De acordo com Navarro, “essa forma de se organizar o trabalho pressupõe uma polivalência ou multifuncionalidade do trabalhador, ou seja, a tendência é de cada trabalhador se ocupar não mais de uma única operação, mas de um grupo delas” (NAVARRO, 2006, p. 256).

Dessa forma, é muito comum, dentro das indústrias de calçados, os trabalhadores exercerem mais de uma função. A questão do desvio de função também é um fator determinante para a ocorrência dos acidentes e para as doenças relacionadas ao trabalho, uma vez que um trabalhador passa a realizar mais de uma função dentro das fábricas, mesmo não estando preparado, muitas vezes, para executar tal especialidade dentro da produção de calçados, colocando em risco a sua saúde.

Muitos trabalhadores que se acidentam ou são acometidos por doenças relacionadas ao trabalho, ao voltarem para a fábrica, depois de um afastamento, às vezes não voltam para a sua função, e acabam exercendo outras funções no processo de fabricação do sapato. A questão do adoecimento no trabalho também é um fator que contribui para a mudança de funções dentro da organização e, assim, o trabalhador passa a ter o conhecimento de outras funções, tornando-se um trabalhador polivalente. Como relatou a trabalhadora que realizou uma cirurgia na mão e precisou mudar de função, ainda continua exercendo outras atividades dentro da fábrica, mesmo que sejam aquelas que não necessitam de grandes esforços, devido ao problema nas mãos e à cirurgia a que se submeteu.

Sou revisora. Você olha a qualidade e os defeitos do sapato. Se tiver ruim você tira e manda arrumar. Se tiver bom, manda embora a peça. Eu conserto algum defeitinho do sapato, (...) se precisar fazer eu faço. Mas atualmente eu estou como revisora, porque já tem um funcionário adequado. (...) eu ponho na caixa, eu lustro, coloco calcanheira. Só que eu estou evitando porque minha mão, depois que eu fiz a cirurgia, eu evito fazer função repetitiva, porque o serviço que eu faço agora, o sapato é mais leve. Então, eu evito fazer força para não prejudicar minha mão (S. A. B.).

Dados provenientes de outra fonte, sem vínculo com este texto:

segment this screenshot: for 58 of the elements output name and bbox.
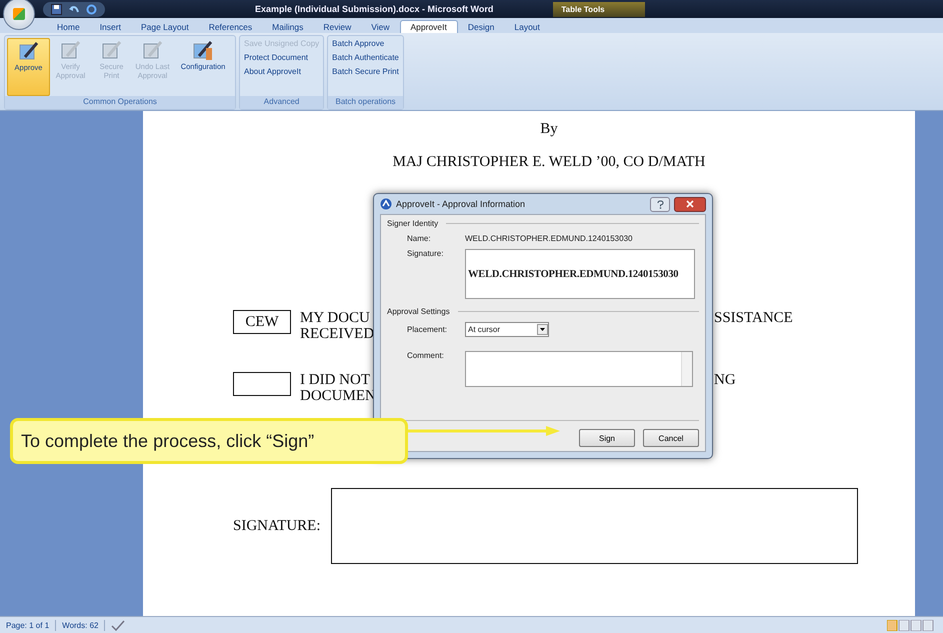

A polivalência exigida do trabalhador resulta na exploração e na intensificação do trabalho. A mudança de função dentro do processo do calçado pode ser, por um lado, positiva para o trabalhador, na medida em que ele tem oportunidades de crescimento dentro da fábrica, obtendo um cargo e um salário melhor e conhecimento de outras atividades do calçado, mas por outro lado, há a sobrecarga do trabalho, que se intensifica pelo fato de às vezes realizar mais de uma tarefa dentro da fábrica, pelas atividades serem repetitivas, realizadas em pé e isto gera um desgaste físico e psíquico no trabalhador. Assim, esse ritmo intenso desencadeia várias doenças no trabalhador, colocando sua vida em risco, estando sujeito à ocorrência de acidentes ou de alguma doença relacionada ao trabalho.